Wälder würden seit vielen Generationen bewirtschaftet, deshalb müsse man die heutigen Bestände entsprechend pflegen, um sie biologisch wertvoll zu erhalten. „Wir nehmen nur schwache und kranke Bäume heraus – das hilft den anderen Pflanzen des Waldes“, hebt er hervor. Und auch die Traufpflege am Waldrand sieht der Revierförster nicht als negativen Eingriff. Es würde lediglich zurückgeschnitten, damit wieder ein Gleichgewicht zwischen Wiesen und Wäldern hergestellt werde. „Würden wir das nicht machen, würde der Wald die Insel zuwuchern und andere wichtige Lebensräume zerstören“, erklärt er seine Sicht.

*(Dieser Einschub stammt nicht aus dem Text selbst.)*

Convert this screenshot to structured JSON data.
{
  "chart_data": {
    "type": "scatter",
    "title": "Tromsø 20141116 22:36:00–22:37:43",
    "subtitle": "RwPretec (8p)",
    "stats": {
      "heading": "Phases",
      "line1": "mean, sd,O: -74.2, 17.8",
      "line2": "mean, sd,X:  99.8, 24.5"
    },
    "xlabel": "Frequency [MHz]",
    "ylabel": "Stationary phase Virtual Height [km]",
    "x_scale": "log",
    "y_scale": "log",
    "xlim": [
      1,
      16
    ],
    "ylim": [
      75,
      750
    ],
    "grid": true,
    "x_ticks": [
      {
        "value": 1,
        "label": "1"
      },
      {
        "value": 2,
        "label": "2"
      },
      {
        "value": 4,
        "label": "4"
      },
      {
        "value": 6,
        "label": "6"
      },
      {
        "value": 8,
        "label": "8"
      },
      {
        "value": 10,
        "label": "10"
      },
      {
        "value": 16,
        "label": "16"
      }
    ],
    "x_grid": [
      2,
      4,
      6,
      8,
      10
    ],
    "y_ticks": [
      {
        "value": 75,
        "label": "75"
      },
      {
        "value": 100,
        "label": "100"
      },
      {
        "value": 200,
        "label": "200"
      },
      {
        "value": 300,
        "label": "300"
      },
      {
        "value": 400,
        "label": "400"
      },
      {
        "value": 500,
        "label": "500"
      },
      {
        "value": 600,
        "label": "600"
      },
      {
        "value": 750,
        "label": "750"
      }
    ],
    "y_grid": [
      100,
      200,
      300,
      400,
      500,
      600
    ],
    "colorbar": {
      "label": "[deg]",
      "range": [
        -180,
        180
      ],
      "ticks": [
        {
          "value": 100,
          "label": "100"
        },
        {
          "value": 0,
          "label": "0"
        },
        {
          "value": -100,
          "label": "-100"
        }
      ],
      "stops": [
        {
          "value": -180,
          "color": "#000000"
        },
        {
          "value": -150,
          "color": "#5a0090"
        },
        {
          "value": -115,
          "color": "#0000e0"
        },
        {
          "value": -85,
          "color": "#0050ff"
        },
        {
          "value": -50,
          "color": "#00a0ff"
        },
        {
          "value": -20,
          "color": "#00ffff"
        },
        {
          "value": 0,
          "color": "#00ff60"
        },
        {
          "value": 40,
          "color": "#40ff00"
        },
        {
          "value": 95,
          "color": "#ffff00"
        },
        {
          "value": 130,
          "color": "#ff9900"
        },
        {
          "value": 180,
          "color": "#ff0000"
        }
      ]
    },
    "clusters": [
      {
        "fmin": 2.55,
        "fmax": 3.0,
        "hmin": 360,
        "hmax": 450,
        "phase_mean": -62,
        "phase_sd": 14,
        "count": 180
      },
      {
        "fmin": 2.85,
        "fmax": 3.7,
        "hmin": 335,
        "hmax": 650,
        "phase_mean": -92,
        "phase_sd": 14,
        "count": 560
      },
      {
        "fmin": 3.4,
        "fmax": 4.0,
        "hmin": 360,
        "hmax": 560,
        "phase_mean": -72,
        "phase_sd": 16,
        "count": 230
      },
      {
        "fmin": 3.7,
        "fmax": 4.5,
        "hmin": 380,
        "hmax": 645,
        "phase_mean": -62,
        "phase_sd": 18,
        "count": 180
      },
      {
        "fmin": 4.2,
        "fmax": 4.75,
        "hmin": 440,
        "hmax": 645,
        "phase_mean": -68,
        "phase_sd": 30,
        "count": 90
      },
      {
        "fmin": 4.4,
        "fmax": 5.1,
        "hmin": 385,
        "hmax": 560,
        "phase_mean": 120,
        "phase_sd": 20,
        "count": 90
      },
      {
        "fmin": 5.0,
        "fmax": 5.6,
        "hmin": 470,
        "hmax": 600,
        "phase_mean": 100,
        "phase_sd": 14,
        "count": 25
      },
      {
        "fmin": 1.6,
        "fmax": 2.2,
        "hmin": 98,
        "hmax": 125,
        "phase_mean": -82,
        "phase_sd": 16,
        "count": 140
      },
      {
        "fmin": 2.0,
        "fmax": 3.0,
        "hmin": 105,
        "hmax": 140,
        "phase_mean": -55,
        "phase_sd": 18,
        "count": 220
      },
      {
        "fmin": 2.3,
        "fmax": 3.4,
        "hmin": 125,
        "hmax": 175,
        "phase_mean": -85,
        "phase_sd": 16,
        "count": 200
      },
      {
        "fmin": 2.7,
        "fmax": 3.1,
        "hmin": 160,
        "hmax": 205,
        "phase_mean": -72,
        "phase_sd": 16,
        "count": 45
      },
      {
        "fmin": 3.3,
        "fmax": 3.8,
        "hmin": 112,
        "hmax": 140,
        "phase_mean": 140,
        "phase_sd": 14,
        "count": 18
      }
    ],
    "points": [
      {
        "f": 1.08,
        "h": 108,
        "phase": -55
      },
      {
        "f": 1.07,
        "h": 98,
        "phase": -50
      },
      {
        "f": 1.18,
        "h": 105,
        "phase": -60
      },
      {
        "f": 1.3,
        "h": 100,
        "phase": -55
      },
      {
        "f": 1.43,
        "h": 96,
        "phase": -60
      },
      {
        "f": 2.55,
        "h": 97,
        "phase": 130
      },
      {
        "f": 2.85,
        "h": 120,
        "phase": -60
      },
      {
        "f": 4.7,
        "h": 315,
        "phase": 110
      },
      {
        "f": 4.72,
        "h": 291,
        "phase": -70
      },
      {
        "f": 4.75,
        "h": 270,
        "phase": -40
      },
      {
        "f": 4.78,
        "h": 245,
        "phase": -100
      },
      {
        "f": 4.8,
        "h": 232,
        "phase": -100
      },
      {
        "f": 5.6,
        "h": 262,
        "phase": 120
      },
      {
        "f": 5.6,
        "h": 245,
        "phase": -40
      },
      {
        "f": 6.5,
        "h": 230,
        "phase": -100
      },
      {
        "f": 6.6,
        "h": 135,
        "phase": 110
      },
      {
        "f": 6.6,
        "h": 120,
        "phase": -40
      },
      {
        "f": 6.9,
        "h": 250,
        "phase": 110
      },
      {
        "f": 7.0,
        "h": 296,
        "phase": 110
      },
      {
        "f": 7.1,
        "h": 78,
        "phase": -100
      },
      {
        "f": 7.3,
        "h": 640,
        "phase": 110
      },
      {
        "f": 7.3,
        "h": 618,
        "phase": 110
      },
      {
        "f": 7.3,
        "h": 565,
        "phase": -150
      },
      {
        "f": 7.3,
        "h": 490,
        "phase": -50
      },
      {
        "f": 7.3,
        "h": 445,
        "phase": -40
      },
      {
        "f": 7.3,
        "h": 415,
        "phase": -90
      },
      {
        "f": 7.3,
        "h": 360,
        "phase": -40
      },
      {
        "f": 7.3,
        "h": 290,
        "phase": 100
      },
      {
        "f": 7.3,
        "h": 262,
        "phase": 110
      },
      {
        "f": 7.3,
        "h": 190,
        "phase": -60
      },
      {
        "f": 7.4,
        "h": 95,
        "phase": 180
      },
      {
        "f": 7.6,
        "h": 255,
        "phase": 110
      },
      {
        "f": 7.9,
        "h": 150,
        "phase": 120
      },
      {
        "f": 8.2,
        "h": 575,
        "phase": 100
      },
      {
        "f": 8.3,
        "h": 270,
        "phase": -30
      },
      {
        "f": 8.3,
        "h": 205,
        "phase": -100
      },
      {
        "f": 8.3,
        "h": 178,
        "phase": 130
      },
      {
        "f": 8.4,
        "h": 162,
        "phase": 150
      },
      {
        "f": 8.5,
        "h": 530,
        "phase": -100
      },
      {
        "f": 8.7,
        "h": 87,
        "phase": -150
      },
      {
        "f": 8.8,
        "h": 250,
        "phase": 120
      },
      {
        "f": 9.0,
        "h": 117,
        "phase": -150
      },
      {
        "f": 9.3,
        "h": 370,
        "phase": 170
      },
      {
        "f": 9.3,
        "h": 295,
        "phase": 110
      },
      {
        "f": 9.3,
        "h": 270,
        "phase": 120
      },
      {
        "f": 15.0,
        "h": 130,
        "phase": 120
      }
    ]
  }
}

Schwere Fahrzeuge kämen nur zum Einsatz, um die geschlagenen Bäume auf den Wegen abzutransportieren. Das Rücken des Holzes vom Ort des Einschlags zu den Wegrändern erfolge mit speziell an den weichen Boden angepassten Fahrzeugen. Deshalb würde durch sie kein Boden abseits der Wege aufgewühlt. Auf eine Umweltverträglichkeitsprüfung für die Fällarbeiten angesprochen, erklärt Krotz, dass die nicht nötig sei, weil alle Arbeiten im Einklang mit dem vor etwa zehn Jahren verfassten Waldentwicklungsplanes stünden. Dessen Vorgaben seien von der höheren Naturschutzbehörde festgelegt worden, unterstreicht Krotz.

Doch allen Beteuerungen der Forstverwaltung zum Trotz bleibt Günther Martin skeptisch und verweist auf die im vergangenen Jahr unter gleichen Vorzeichen angerichteten Schäden.